Wojtyla is well aware of these tensions. For ten years he was a consultant to the Council for the Laity in Rome, and other visits to the Vatican and extensive reading have kept him abreast of wider church discussions. Monsignor Zdizislaw Pesz-kowsky, of the Polish-American seminary in Michigan, who has known Wojtyla for 24 years, says that while the new Pope is interested in the liberals' agenda—divorce, celibacy, women priests and the like—he "stresses that these problems must be dealt with by priestly zeal," not further compromise.
Last week's papal inaugural speech contained a noteworthy sentence on ecumenism: "Hopefully, thanks to a common effort, we might arrive finally at full communion" with other Christians.

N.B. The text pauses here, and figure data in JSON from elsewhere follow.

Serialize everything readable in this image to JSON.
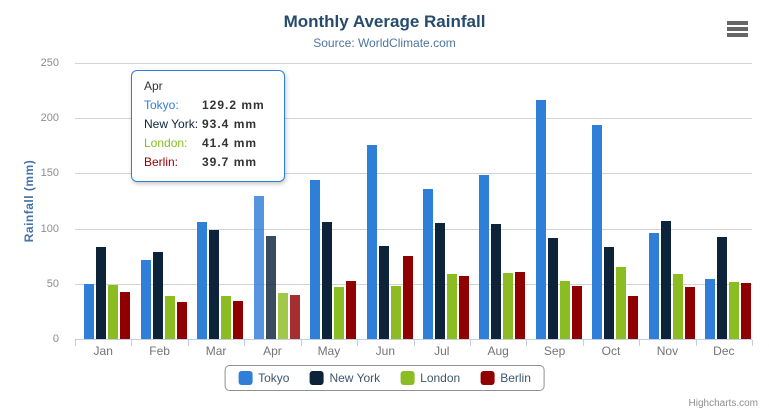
{
  "chart_data": {
    "type": "bar",
    "title": "Monthly Average Rainfall",
    "subtitle": "Source: WorldClimate.com",
    "xlabel": "",
    "ylabel": "Rainfall (mm)",
    "ylim": [
      0,
      250
    ],
    "yticks": [
      0,
      50,
      100,
      150,
      200,
      250
    ],
    "grid": true,
    "legend_position": "bottom-center",
    "hovered_category": "Apr",
    "categories": [
      "Jan",
      "Feb",
      "Mar",
      "Apr",
      "May",
      "Jun",
      "Jul",
      "Aug",
      "Sep",
      "Oct",
      "Nov",
      "Dec"
    ],
    "series": [
      {
        "name": "Tokyo",
        "color": "#2f7ed8",
        "values": [
          49.9,
          71.5,
          106.4,
          129.2,
          144.0,
          176.0,
          135.6,
          148.5,
          216.4,
          194.1,
          95.6,
          54.4
        ]
      },
      {
        "name": "New York",
        "color": "#0d233a",
        "values": [
          83.6,
          78.8,
          98.5,
          93.4,
          106.0,
          84.5,
          105.0,
          104.3,
          91.2,
          83.5,
          106.6,
          92.3
        ]
      },
      {
        "name": "London",
        "color": "#8bbc21",
        "values": [
          48.9,
          38.8,
          39.3,
          41.4,
          47.0,
          48.3,
          59.0,
          59.6,
          52.4,
          65.2,
          59.3,
          51.2
        ]
      },
      {
        "name": "Berlin",
        "color": "#910000",
        "values": [
          42.4,
          33.2,
          34.5,
          39.7,
          52.6,
          75.5,
          57.4,
          60.4,
          47.6,
          39.1,
          46.8,
          51.1
        ]
      }
    ]
  },
  "tooltip": {
    "header": "Apr",
    "border_color": "#2f7ed8",
    "rows": [
      {
        "label": "Tokyo:",
        "value": "129.2 mm",
        "color": "#2f7ed8"
      },
      {
        "label": "New York:",
        "value": "93.4 mm",
        "color": "#0d233a"
      },
      {
        "label": "London:",
        "value": "41.4 mm",
        "color": "#8bbc21"
      },
      {
        "label": "Berlin:",
        "value": "39.7 mm",
        "color": "#910000"
      }
    ]
  },
  "export_button": {
    "icon": "hamburger-icon"
  },
  "credits": {
    "label": "Highcharts.com"
  },
  "colors": {
    "title": "#274b6d",
    "subtitle": "#4d759e",
    "axis_title": "#4572a7",
    "axis_labels": "#8d8d8d",
    "gridline": "#d3d3d3",
    "axis_line": "#c0d0e0",
    "legend_text": "#3e576f",
    "credits_text": "#909090"
  }
}
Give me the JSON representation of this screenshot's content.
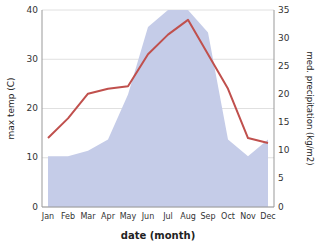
{
  "chart_data": {
    "type": "line",
    "xlabel": "date (month)",
    "ylabel": "max temp (C)",
    "y2label": "med. precipitation (kg/m2)",
    "categories": [
      "Jan",
      "Feb",
      "Mar",
      "Apr",
      "May",
      "Jun",
      "Jul",
      "Aug",
      "Sep",
      "Oct",
      "Nov",
      "Dec"
    ],
    "series": [
      {
        "type": "area",
        "axis": "y2",
        "color": "#c5cce8",
        "values": [
          9,
          9,
          10,
          12,
          20,
          32,
          35,
          35,
          31,
          12,
          9,
          12
        ]
      },
      {
        "type": "line",
        "color": "#c0504d",
        "values": [
          14,
          18,
          23,
          24,
          24.5,
          31,
          35,
          38,
          31,
          24,
          14,
          13
        ]
      }
    ],
    "ylim": [
      0,
      40
    ],
    "yticks": [
      0,
      10,
      20,
      30,
      40
    ],
    "y2lim": [
      0,
      35
    ],
    "y2ticks": [
      0,
      5,
      10,
      15,
      20,
      25,
      30,
      35
    ],
    "grid": true
  }
}
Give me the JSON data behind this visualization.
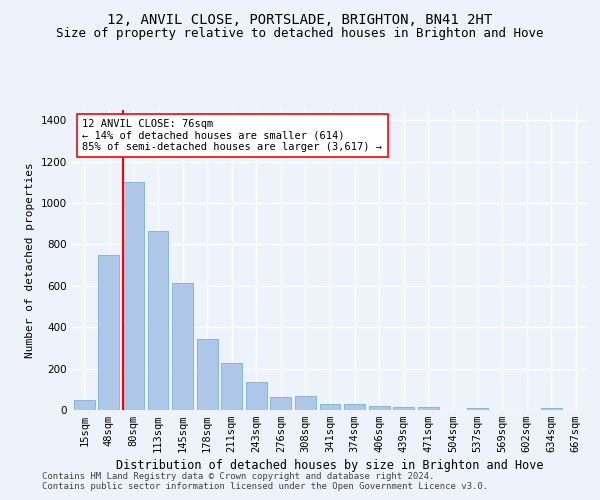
{
  "title": "12, ANVIL CLOSE, PORTSLADE, BRIGHTON, BN41 2HT",
  "subtitle": "Size of property relative to detached houses in Brighton and Hove",
  "xlabel": "Distribution of detached houses by size in Brighton and Hove",
  "ylabel": "Number of detached properties",
  "footer1": "Contains HM Land Registry data © Crown copyright and database right 2024.",
  "footer2": "Contains public sector information licensed under the Open Government Licence v3.0.",
  "categories": [
    "15sqm",
    "48sqm",
    "80sqm",
    "113sqm",
    "145sqm",
    "178sqm",
    "211sqm",
    "243sqm",
    "276sqm",
    "308sqm",
    "341sqm",
    "374sqm",
    "406sqm",
    "439sqm",
    "471sqm",
    "504sqm",
    "537sqm",
    "569sqm",
    "602sqm",
    "634sqm",
    "667sqm"
  ],
  "values": [
    50,
    750,
    1100,
    865,
    615,
    345,
    225,
    135,
    65,
    70,
    30,
    30,
    20,
    15,
    15,
    0,
    10,
    0,
    0,
    10,
    0
  ],
  "bar_color": "#aec6e8",
  "bar_edge_color": "#6aaad4",
  "vline_color": "red",
  "annotation_text": "12 ANVIL CLOSE: 76sqm\n← 14% of detached houses are smaller (614)\n85% of semi-detached houses are larger (3,617) →",
  "annotation_box_color": "white",
  "annotation_box_edge_color": "red",
  "ylim": [
    0,
    1450
  ],
  "yticks": [
    0,
    200,
    400,
    600,
    800,
    1000,
    1200,
    1400
  ],
  "background_color": "#eef2fa",
  "grid_color": "white",
  "title_fontsize": 10,
  "subtitle_fontsize": 9,
  "ylabel_fontsize": 8,
  "xlabel_fontsize": 8.5,
  "tick_fontsize": 7.5,
  "annotation_fontsize": 7.5,
  "footer_fontsize": 6.5
}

That does not appear to be mere lip service. Just four days before Wojtyla's election, Protestant Billy Graham preached to an overflow audience at St. Anne's Roman Catholic church in Cracow—at the personal invitation of Cardinal Wojtyla. The choice of a Pole stirred deep anxiety among Jews in Israel and elsewhere, because of Poland's history of antiSemitism, but hurried phone calls to Poland and Rome reassured Jewish leaders. Besides his wartime exploits, Wojtyla prodded the bishops to back Jewish intellectuals during the Communists' anti-Semitic drive of 1968. He has led many visits to Auschwitz, which lies within the Cracow archdiocese.
Says Jesuit Paul Tipton, head of Alabama's Spring Hill College: "The church must cut through all cultural, ethnic and racial lines. The Catholic Church does this, more so even than the U.N. It is the only voice speaking for peace and justice in the modern world." This, to him, is far more important than birth control or celibacy, and in that world role Wojtyla is certain to be an articulate activist, a strong spokesman for human rights and economic justice.
Wojtyla wrote last year that Jesus Christ is "a reproach to the affluent consumer society ... The great poverty of people, especially in the Third World —hunger, economic exploitation, colonialism—all these signify an opposition to Christ by the powerful." Advocates of the Marxist-influenced "liberation theology" in Latin America thus hope that the Pope will be sympathetic to their program. But knowledgeable observers in Rome expect the opposite. Asked on West German TV last year whether Marxism could be reconciled with Christianity, Wojtyla replied bluntly: "This is a curious question. One cannot be a Christian and a materialist; one cannot be a believer and an atheist."